Keiichi Tsuchiya, Makoto Iwasaki, Tadanori Oihata, Yoshihiro Sakaguchi, Keiichi Tushiya, “Pulp and Paper Manufacturing Technology Complete Book, Vol. 2 Kraft Pulp”, 11-20, 185-223 (1996) JAPAN TAPPI (in Japanese)
JAICAF Edition, “World Forest White Paper 1997”, JAICAF (in Japanese)
JAPAN TAPPI Energy Committee, “Survey on Energy Consumption in the Pulp and Paper Mills in Japan Part 1”, 55, 573-591 (2001) JAPAN TAPPI (in Japanese)
JAPAN TAPPI Edition “Pulp and Paper technical handbook”, 105-136 (1971) JAPAN TAPPI (in Japanese)
Yuuichi Hayase, “Seishi-koujou kara-no Fukuseigenryou ”, 50, 1253-1259, Thermal and Nuclear Power Engineering Society (in Japanese)
Masahiro Kitazume, “Sekai no Kami Parupu”, 8-15, September (2000) Kami-Parupu (in Japanese) Keiichi Nakamata, “Kami to Shinrin no Kakawari”, Global Environmental Policy in Japan the 1st report, 1-9 (1999) Chuo University Press (in Japanese)
Hydrothermal gasification is suitable for wet biomass treatment. When wet biomass is to be gasified, usual thermochemical gasification is not employed due to its high moisture content. Hydrothermal gasification, on the other hand, uses water as reaction medium, and thus wet biomass can be treated without costly, energy-consuming drying pretreatment. Since reactivity of water is high under these conditions, hydrothermal gasification enables quick and almost complete gasification of biomass. Biomethanation is employed to obtain methane gas from wet biomass, but usually it takes a few weeks for the reaction to complete, and treatment of unreacted fermentation sludge and waste water can be a large problem. Reaction time as long as a few weeks results in bulky reactor. Fermentation sludge can be converted to compost, but when sufficient land is not available for the use of the compost, it is just a waste to be treated. In hydrothermal gasification, reaction is completed in a few minutes at longest, and almost complete gasification is possible when reaction condition is properly adjusted. Sometimes, addition of catalysts such as alkali, metal, or carbon catalysts enhances the reaction.
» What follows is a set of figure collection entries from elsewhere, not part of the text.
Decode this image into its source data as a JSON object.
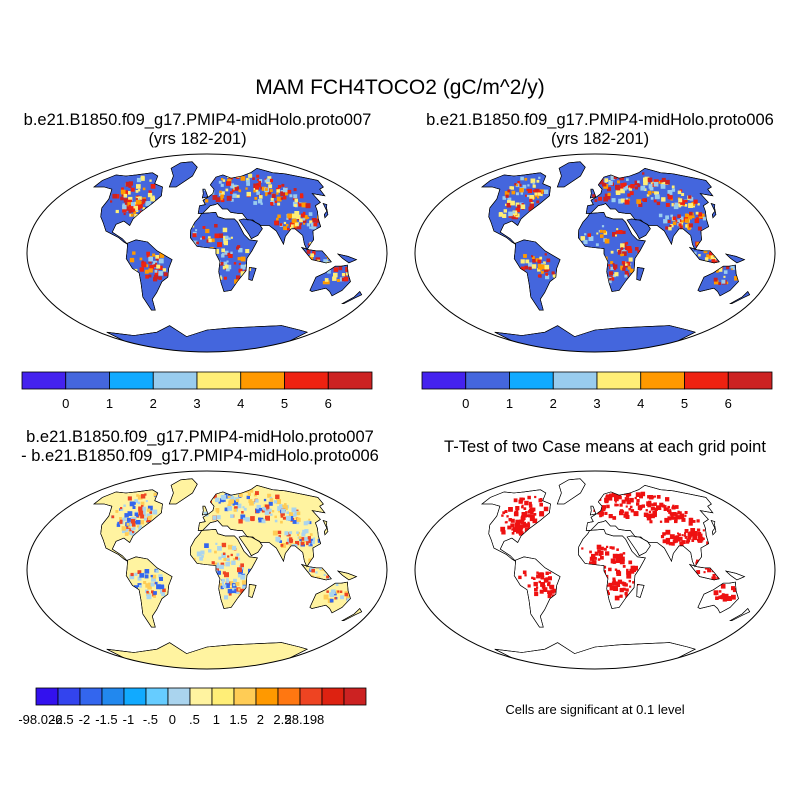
{
  "figure": {
    "title": "MAM FCH4TOCO2 (gC/m^2/y)"
  },
  "panels": [
    {
      "id": "case1",
      "title_line1": "b.e21.B1850.f09_g17.PMIP4-midHolo.proto007",
      "title_line2": "(yrs 182-201)",
      "background": "#4466dd",
      "antarctica": "#4466dd",
      "hotspot_palette": [
        "#cc2222",
        "#ee2211",
        "#ff9900",
        "#ffee77",
        "#99ccee"
      ]
    },
    {
      "id": "case2",
      "title_line1": "b.e21.B1850.f09_g17.PMIP4-midHolo.proto006",
      "title_line2": "(yrs 182-201)",
      "background": "#4466dd",
      "antarctica": "#4466dd",
      "hotspot_palette": [
        "#cc2222",
        "#ee2211",
        "#ff9900",
        "#ffee77",
        "#99ccee"
      ]
    },
    {
      "id": "difference",
      "title_line1": "b.e21.B1850.f09_g17.PMIP4-midHolo.proto007",
      "title_line2": "- b.e21.B1850.f09_g17.PMIP4-midHolo.proto006",
      "background": "#fff3a0",
      "antarctica": "#fff3a0",
      "hotspot_palette": [
        "#aad4ee",
        "#aad4ee",
        "#ffcc55",
        "#ee4422",
        "#3366ee"
      ]
    },
    {
      "id": "ttest",
      "title_line1": "T-Test of two Case means at each grid point",
      "title_line2": "",
      "background": "#ffffff",
      "antarctica": "#ffffff",
      "hotspot_palette": [
        "#ee1111"
      ]
    }
  ],
  "colorbar_top": {
    "colors": [
      "#4422ee",
      "#4466dd",
      "#11aaff",
      "#99ccee",
      "#ffee77",
      "#ff9900",
      "#ee2211",
      "#cc2222"
    ],
    "labels": [
      "0",
      "1",
      "2",
      "3",
      "4",
      "5",
      "6"
    ]
  },
  "colorbar_diff": {
    "colors": [
      "#3311ee",
      "#3344ee",
      "#3366ee",
      "#2288ee",
      "#11aaff",
      "#66ccff",
      "#aad4ee",
      "#fff3a0",
      "#ffee77",
      "#ffcc55",
      "#ff9900",
      "#ff7711",
      "#ee4422",
      "#dd2211",
      "#cc2222"
    ],
    "labels": [
      "-98.026",
      "-2.5",
      "-2",
      "-1.5",
      "-1",
      "-.5",
      "0",
      ".5",
      "1",
      "1.5",
      "2",
      "2.5",
      "28.198"
    ]
  },
  "significance_note": "Cells are significant at 0.1 level"
}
To investigate the reactions taking place in hydrothermal gasification, tube-bomb reactors of the volume of several mL and autoclaves are often used. However, when you want to develop a commercial plant, a continuous reactor such as is shown in Fig. 4.5.2 is a must. Biomass is fed to the reactor at a high pressure, and then heated to the reaction temperature. In the reactor, biomass is gasified under hydrothermal condition, and the effluent is cooled down to the room temperature. Heat released at this time is recovered by the heat exchanger, and used to heat up the feedstock. After reaching the room temperature, the effluent is depressurized to atmospheric pressure, and the product gas is recovered. The continuous reactor is needed because of the large amount of heat needed to attain the hydrothermal condition. This heat sometimes matches the heat of combustion of the biomass to be gasified, and thus heat recovery using a heat exchanger is needed. Only flow reactors allow this heat recovery. In Fig. 4.5.2, heat balance for the ideal case is also shown. Combustion heat of biomass is maintained in the product gas while heat required to attain hydrothermal condition is recovered so that no heat is added from outside during gasification operation. In practice, the efficiency of the heat exchanger cannot be unity, and endothermic reaction results in necessity of additional heat supply to the reactor.